Em suas razões recursais, a apelante sustenta que as provas produzidas nos autos comprovam a posse do estado de filha, bem como o afeto que existia além do vínculo socioafetivo e familiar, reconhecidos também pela comunidade na qual se inseriram.

Assevera que não restam dúvidas de que a apelante possuía nome, fama e tratamento de filha, não apenas perante os apelados, mas também perante a sociedade. Alega que, embora inexista documento formal registrado pelos falecidos promovendo o reconhecimento da filiação, é inequívoca a prova produzida que havia manifestação no sentido de querer ver reconhecido o vínculo paterno-filial perante a filha socioafetiva e a sociedade.

Pugna pelo reconhecimento da filiação socioafetiva entre a apelante e os de cujus Rudi e Hedy. Em caráter subsidiário, requer a desconstituição da sentença vergastada, determinando o retorno dos autos à origem para produção de todas as provas em direito admitidas visando demonstrar a existência de vínculo paterno-filial entre a apelante e os apelados (evento 38-APELAÇÃO1).

Não foram ofertadas contrarrazões ao recurso interposto.

Sobreveio parecer do Ministério Público, manifestando-se pelo conhecimento e desprovimento do apelo (evento7-PARECER1).

É o relatório.

VOTO

O recurso foi interposto tempestivamente, estando preenchidos os requisitos de admissibilidade, razão pela qual o conheço.

Adianto, não merece provimento o recurso.

Com efeito, em situações como a dos autos, necessária a verificação da existência, ou não, de vínculo afetivo entre as partes envolvidas, a fim de se aferir concreta e devidamente a posse do estado de filiação, e, também, no intuito de afastar ações de cunho eminentemente patrimoniais ou de qualquer outra ordem, sendo eles contrários à situação de fato previamente estabelecida.

Da análise acurada dos autos, na esteira da sentença recorrida, tenho que inexiste prova segura de que os apelados desejavam, no sentido jurídico da expressão, formalizar a situação de fato, inobstante tenham assumido a responsabilidade pela criação da apelante.

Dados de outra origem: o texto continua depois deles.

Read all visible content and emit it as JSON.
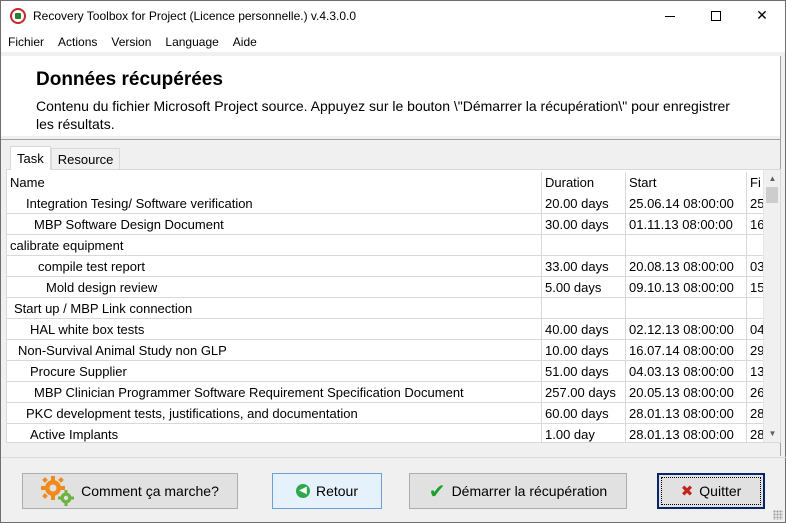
{
  "window": {
    "title": "Recovery Toolbox for Project (Licence personnelle.) v.4.3.0.0"
  },
  "menu": [
    "Fichier",
    "Actions",
    "Version",
    "Language",
    "Aide"
  ],
  "header": {
    "title": "Données récupérées",
    "description": "Contenu du fichier Microsoft Project source. Appuyez sur le bouton \\\"Démarrer la récupération\\\" pour enregistrer les résultats."
  },
  "tabs": [
    {
      "label": "Task",
      "active": true
    },
    {
      "label": "Resource",
      "active": false
    }
  ],
  "grid": {
    "columns": [
      "Name",
      "Duration",
      "Start",
      "Fi"
    ],
    "rows": [
      {
        "name": "Integration Tesing/ Software verification",
        "indent": 4,
        "duration": "20.00 days",
        "start": "25.06.14 08:00:00",
        "finish": "25"
      },
      {
        "name": "MBP Software Design Document",
        "indent": 6,
        "duration": "30.00 days",
        "start": "01.11.13 08:00:00",
        "finish": "16"
      },
      {
        "name": "calibrate equipment",
        "indent": 0,
        "duration": "",
        "start": "",
        "finish": ""
      },
      {
        "name": "compile test report",
        "indent": 7,
        "duration": "33.00 days",
        "start": "20.08.13 08:00:00",
        "finish": "03"
      },
      {
        "name": "Mold design review",
        "indent": 9,
        "duration": "5.00 days",
        "start": "09.10.13 08:00:00",
        "finish": "15"
      },
      {
        "name": "Start up / MBP Link connection",
        "indent": 1,
        "duration": "",
        "start": "",
        "finish": ""
      },
      {
        "name": "HAL white box tests",
        "indent": 5,
        "duration": "40.00 days",
        "start": "02.12.13 08:00:00",
        "finish": "04"
      },
      {
        "name": "Non-Survival Animal Study non GLP",
        "indent": 2,
        "duration": "10.00 days",
        "start": "16.07.14 08:00:00",
        "finish": "29"
      },
      {
        "name": "Procure Supplier",
        "indent": 5,
        "duration": "51.00 days",
        "start": "04.03.13 08:00:00",
        "finish": "13"
      },
      {
        "name": "MBP Clinician Programmer Software Requirement Specification Document",
        "indent": 6,
        "duration": "257.00 days",
        "start": "20.05.13 08:00:00",
        "finish": "26"
      },
      {
        "name": "PKC development tests, justifications, and documentation",
        "indent": 4,
        "duration": "60.00 days",
        "start": "28.01.13 08:00:00",
        "finish": "28"
      },
      {
        "name": "Active Implants",
        "indent": 5,
        "duration": "1.00 day",
        "start": "28.01.13 08:00:00",
        "finish": "28"
      }
    ]
  },
  "buttons": {
    "how": "Comment ça marche?",
    "back": "Retour",
    "start": "Démarrer la récupération",
    "quit": "Quitter"
  },
  "icons": {
    "app": "recovery-toolbox-app-icon",
    "how": "gears-icon",
    "back": "back-arrow-icon",
    "start": "checkmark-icon",
    "quit": "x-icon"
  },
  "colors": {
    "accent_green": "#2fa84f",
    "gear_orange": "#f08a1c",
    "gear_green": "#6cb33f",
    "quit_red": "#c0261d",
    "focus_border": "#0a246a"
  }
}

No ponto, cumpre referir que a existência de afeto, acompanhamento na escola, participação em festividades, existência de fotos comuns, não se confundem com a paternidade socioafetiva.

Para tanto, necessária a comprovação da ocorrência de alguma diligência concreta para fins de legalizar a paternidade socioafetiva, como, por exemplo, início de processo de adoção, ou o reconhecimento da condição de filha por testamento ou documento declaratório dessa intenção, capaz de servir como prova de que era inequívoca a vontade de reconhecer formalmente a paternidade da autora, o que não ocorreu no presente caso, já que transcorreu mais de 30 anos sem o implemento oficial e registral da filiação.

Dito isso, inexistem motivos a ensejar a reforma do julgado, aos efeitos de julgar procedente a pretensão ou mesmo desconstituir a sentença, com consequente reabertura da instrução, na esteira do parecer ministerial da lavra da eminente Procuradora de Justiça, Juanita Rodrigues Termignoni, cujas razões acresço às de decidir:

"(...)

2. No mérito, contudo, não merece prosperar a insurgência.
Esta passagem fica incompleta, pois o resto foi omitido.